The problem can be introduced in a couple of ways. Investigating the different patterns that can be formed by arranging a set of equilateral triangles, can be used as a starting point. Alternatively, at the holiday season many children will be making decorations, the shape can be introduced and coloured in as a decoration and then examined for its interesting properties.
One of the most important aspects of answering the question of how many triangles, is the organisation of the information. How can the children be sure they have included all of the triangles? As strategies are shared draw attention to those that count triangles with sides of one unit, then two units and then three units.
All of the triangles found will be equilateral and rather than ask the children to name the type of triangle it is an opportunity to have them identify the critical properties of the triangles they find. Ask if the triangles are the same shape and prompt children to explain how they could prove their answers. This allows the discussion and exploration of several important concepts: angles, measurement of equal sides and congruence (exactly the same shape and size). When asked what is different about the triangles found, children are determining the properties of similarity (the same shape but different size). These concepts can be further investigated through using attribute blocks (when size is one of the attributes) or other geometric shape or pattern blocks.

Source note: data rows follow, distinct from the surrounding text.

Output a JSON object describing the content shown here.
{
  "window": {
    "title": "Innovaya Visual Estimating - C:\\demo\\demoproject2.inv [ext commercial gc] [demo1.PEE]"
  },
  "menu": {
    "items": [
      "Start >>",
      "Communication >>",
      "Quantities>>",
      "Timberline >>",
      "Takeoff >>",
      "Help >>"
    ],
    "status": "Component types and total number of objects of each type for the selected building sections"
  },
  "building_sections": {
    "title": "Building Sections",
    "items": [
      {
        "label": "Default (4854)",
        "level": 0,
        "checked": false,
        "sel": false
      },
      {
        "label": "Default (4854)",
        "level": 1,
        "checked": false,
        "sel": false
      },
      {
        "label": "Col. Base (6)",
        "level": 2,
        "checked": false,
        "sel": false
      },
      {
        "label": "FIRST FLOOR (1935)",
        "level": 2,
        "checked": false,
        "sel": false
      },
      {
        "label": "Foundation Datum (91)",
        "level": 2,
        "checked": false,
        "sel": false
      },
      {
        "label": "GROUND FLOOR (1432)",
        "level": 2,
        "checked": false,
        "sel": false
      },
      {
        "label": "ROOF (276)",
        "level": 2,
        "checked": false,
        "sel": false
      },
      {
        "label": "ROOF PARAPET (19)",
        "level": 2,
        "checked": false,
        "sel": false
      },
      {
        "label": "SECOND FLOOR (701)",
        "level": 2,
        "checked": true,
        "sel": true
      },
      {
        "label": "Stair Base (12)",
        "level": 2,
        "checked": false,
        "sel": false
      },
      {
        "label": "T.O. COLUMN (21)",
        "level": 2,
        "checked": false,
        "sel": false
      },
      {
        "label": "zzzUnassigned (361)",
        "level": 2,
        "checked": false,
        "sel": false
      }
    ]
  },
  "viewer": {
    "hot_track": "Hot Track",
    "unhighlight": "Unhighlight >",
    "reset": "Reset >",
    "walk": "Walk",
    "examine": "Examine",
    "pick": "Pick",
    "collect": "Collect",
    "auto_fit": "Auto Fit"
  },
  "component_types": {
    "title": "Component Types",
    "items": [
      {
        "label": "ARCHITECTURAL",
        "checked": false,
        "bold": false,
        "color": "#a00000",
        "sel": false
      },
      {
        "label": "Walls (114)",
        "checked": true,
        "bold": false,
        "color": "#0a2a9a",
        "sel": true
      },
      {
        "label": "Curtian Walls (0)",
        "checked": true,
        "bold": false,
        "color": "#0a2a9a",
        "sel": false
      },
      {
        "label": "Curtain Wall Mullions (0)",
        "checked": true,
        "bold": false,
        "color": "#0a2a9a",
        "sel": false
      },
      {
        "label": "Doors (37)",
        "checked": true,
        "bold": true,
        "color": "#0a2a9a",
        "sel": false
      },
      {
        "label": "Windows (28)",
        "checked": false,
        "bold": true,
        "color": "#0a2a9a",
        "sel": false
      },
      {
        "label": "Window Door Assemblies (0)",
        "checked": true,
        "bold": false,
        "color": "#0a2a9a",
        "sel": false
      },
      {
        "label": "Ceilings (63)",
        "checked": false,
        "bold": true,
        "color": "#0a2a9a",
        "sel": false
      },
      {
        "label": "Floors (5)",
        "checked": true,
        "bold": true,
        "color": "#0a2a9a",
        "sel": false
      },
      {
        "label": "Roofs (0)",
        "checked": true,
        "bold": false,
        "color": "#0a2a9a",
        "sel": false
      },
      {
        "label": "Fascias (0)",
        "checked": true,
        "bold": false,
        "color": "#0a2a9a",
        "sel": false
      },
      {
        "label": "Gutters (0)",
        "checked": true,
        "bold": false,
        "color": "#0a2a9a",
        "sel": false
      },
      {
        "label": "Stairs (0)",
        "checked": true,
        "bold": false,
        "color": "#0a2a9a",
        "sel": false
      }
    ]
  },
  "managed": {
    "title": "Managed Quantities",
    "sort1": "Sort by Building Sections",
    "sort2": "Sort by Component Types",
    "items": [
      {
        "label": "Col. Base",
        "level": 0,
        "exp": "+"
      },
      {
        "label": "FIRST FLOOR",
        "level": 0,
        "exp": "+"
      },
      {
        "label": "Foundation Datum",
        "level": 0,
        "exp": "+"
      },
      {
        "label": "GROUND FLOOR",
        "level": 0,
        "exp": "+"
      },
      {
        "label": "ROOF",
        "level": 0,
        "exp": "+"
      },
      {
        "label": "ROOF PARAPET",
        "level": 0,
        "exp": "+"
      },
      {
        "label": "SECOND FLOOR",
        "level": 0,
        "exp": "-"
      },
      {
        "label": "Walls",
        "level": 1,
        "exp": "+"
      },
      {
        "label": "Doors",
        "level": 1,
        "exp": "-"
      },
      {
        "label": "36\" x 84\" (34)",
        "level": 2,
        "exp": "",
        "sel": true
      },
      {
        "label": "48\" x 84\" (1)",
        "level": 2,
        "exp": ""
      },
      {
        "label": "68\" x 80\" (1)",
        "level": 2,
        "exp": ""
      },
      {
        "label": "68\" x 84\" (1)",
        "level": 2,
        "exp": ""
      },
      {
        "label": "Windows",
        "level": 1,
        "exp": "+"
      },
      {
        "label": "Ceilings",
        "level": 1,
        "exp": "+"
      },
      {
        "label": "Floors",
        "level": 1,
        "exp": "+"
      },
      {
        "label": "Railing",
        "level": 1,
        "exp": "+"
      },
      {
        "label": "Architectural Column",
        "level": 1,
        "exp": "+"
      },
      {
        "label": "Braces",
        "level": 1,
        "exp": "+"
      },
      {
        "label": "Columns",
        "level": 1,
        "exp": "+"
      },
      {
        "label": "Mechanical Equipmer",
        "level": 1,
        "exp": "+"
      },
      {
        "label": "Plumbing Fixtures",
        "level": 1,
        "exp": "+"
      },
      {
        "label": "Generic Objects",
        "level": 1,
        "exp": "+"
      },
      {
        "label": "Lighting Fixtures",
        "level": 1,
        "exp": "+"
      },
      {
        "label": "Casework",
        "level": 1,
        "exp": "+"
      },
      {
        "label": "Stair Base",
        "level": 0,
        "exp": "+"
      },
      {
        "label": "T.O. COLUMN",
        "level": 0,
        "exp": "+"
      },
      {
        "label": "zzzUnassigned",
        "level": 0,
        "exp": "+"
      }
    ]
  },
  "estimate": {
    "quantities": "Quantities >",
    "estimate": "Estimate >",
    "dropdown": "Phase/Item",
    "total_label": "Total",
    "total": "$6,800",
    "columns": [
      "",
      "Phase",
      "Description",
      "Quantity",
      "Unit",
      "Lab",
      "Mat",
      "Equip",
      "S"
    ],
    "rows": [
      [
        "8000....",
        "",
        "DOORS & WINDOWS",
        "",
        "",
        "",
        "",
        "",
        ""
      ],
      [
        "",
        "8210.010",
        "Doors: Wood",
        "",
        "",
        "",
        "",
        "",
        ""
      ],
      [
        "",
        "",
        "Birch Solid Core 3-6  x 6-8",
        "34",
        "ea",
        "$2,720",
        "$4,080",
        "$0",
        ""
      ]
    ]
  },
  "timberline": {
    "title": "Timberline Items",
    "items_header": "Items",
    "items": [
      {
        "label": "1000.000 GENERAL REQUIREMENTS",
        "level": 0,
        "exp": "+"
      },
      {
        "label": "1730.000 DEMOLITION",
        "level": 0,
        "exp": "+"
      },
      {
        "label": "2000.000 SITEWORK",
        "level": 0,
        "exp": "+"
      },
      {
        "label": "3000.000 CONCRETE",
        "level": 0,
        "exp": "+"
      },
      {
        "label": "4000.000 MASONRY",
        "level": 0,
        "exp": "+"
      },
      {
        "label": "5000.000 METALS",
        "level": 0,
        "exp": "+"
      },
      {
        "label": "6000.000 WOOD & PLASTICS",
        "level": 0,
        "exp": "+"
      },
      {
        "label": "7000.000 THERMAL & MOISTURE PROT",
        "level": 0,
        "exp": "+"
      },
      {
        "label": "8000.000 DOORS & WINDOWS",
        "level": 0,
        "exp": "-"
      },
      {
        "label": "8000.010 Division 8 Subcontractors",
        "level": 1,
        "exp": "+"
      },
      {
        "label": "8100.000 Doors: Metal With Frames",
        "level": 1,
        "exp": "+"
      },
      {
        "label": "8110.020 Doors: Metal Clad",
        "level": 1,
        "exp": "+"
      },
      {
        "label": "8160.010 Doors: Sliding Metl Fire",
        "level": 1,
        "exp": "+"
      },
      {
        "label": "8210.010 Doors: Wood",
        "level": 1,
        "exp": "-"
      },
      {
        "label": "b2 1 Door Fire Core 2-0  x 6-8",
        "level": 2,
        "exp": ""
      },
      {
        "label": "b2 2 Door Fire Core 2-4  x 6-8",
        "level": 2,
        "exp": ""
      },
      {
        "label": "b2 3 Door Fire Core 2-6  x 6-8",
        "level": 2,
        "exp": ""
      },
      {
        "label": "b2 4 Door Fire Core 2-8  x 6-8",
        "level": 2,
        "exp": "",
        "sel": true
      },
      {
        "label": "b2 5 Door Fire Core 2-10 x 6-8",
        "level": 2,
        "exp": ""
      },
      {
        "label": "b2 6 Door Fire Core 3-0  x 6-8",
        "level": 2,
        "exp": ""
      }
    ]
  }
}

The star has symmetrical properties. These can be investigated using a mirror to find the axis or line of reflective symmetry. Provide one green equilateral triangle shape to each of the children and ask them to draw their own star. This activity can lead to questions about how the shape is turned or moved across the paper to make the shape. This enables you to offer opportunities for the children to have practical experiences with rotations or turns, reflections or mirror images and transformations or slides.
Children can create a more complex shape by using four small equilateral triangles to create each of the original triangles. Can they estimate how many triangles are contained within the new complex figure? Based upon their earlier experience, encourage the children to come up with a systematic plan for finding the total number of triangles.